I know this is a very old issue, *"How to Pair Apple Wireless Keyboard to Windows OS"*, and all of people on the forums are using it on windows, but the problem is, its an old issue that I cant seem to find good answers on how to work it!!.

I read in forms that in order for them to connect, I need a D-Link DBT-120, but that bluetooth adapter isnt available in local stores here, but I was able to find the DBT-122 instead. 

I installed the bluetooth adapter, the device detects the Apple Wireless Keyboard, but how can I tell the PC to USE THIS KEYBOARD instead of the existing Keyboard? I tried to disconnect the existing keyboard...restart the PC.. still cannot use the Apple one.. If I go to Control Panel>>Keyboard>> I cannot find the Apple keyboard on the drop-down list.

Another thing I was able to do, which is selecting *"Bluetooth Setup Wizard"*>> Then select *"I want to find a specefic Bluetooth device and configure how this computer will use its service"* option >> The device searches for available Bluetooth device, finds the Apple Wireless Keyboard,, so I select it, clicked *Next* >> I get a window stating "*Pairing with device 'Apple Wireless Keyboard' and under that 'On your Bluetooth keyboard type the following digits and press the Enter key'*... I dont get any digits to type in.. next I get the message saying *'Pairing Failed: To restore the connection push the Connect button on the back of the HID device and try again. You may have to puch the Connect button on the back of the device'* .... problem is, there is NO CONNECT button under the Apple keyboard, just On/Off Switch!!
Any ideas guys ?


----------



## PC eye

TigerDirect in Canada has the D-Link DBT-120 listed at http://www.tigerdirect.ca/applications/searchtools/item-Details.asp?EdpNo=474238&sku=D700-2134

 You can also look at other online vendors.


----------



## sa3dos

Yah, i guess I have no choice but to purchase the DBT-120, I hope it will work with me. I will let you know folks when I try it.


----------



## PC eye

It's a standard adapter by a familiar name. Your main problem will be finding the best online price.


----------



## guyank

I'm having exactly the same problem so if anyone has any ideas, any help would be much appreciated.

Thanks

Guyan


----------



## PC eye

You may want to wait to see how far sa3dos gets with the adapter there. For me I'll stick with the corded models as well as mice to avoid the wireless hassles. I see enough people frustrated with cordless MS mice let alone trying to work out Apple for MS.


----------



## guyank

I bought the keyboard to use with my Mac Mini about a year ago.  It works perfectly with my Mac (obviously) but would like to get it working with my girlfriends PC so that we only need one keyboard.  Any news would be appreciated

Thanks


----------



## PC eye

Find a make and model for MS that looks like the one there.
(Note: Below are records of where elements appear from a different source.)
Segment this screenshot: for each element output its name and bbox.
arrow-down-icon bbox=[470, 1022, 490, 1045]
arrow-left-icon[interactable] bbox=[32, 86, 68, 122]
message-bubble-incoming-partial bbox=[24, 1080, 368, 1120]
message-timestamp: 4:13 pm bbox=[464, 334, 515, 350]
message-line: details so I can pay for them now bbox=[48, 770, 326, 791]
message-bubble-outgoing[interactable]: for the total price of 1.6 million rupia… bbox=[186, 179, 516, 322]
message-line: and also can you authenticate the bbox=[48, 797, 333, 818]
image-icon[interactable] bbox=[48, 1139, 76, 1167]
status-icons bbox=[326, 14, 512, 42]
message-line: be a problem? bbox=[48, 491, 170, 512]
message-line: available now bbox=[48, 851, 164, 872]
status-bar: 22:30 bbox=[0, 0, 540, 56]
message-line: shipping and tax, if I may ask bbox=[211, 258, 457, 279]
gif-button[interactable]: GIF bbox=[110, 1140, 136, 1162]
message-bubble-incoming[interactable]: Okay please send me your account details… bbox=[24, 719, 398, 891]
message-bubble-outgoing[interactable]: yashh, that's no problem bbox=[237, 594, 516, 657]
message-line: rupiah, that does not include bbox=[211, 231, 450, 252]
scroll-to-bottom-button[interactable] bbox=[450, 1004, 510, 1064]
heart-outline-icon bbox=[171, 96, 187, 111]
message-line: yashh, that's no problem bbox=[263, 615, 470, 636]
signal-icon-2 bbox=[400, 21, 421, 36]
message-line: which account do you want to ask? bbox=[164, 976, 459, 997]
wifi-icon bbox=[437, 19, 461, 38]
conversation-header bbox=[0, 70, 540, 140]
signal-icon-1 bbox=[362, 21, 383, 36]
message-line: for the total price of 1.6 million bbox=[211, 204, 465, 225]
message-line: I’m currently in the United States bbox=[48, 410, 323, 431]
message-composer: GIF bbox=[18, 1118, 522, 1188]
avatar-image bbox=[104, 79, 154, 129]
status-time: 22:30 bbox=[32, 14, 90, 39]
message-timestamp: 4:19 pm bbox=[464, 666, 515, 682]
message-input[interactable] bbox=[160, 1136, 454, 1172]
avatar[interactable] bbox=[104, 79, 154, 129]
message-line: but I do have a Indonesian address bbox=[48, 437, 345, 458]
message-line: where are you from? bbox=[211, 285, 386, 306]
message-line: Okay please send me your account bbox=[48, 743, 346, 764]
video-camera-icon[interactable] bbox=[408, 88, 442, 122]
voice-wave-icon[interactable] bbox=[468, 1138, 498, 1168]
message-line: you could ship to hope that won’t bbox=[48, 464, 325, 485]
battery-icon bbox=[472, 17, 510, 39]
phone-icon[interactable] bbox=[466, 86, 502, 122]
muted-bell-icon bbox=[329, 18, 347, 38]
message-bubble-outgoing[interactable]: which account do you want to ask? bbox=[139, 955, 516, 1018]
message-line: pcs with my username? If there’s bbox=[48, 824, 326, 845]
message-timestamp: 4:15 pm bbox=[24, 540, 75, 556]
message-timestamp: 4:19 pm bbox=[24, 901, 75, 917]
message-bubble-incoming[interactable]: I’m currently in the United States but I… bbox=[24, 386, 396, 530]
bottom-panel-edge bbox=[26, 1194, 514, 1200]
You may even find a few "Vista ready" models for a good price bundled with Vista!


----------



## claytonr1973

Any updates?


----------



## tlarkin

Uh, isn't blue tooth a standard?  If it can see the device but can not pair it, it could be due to a lot of different reasons.

First thing is, turn off secure pairing, disable all BT passkeys and see if it can just straight up connect.

Second update all drivers 

Does that make any differences?


----------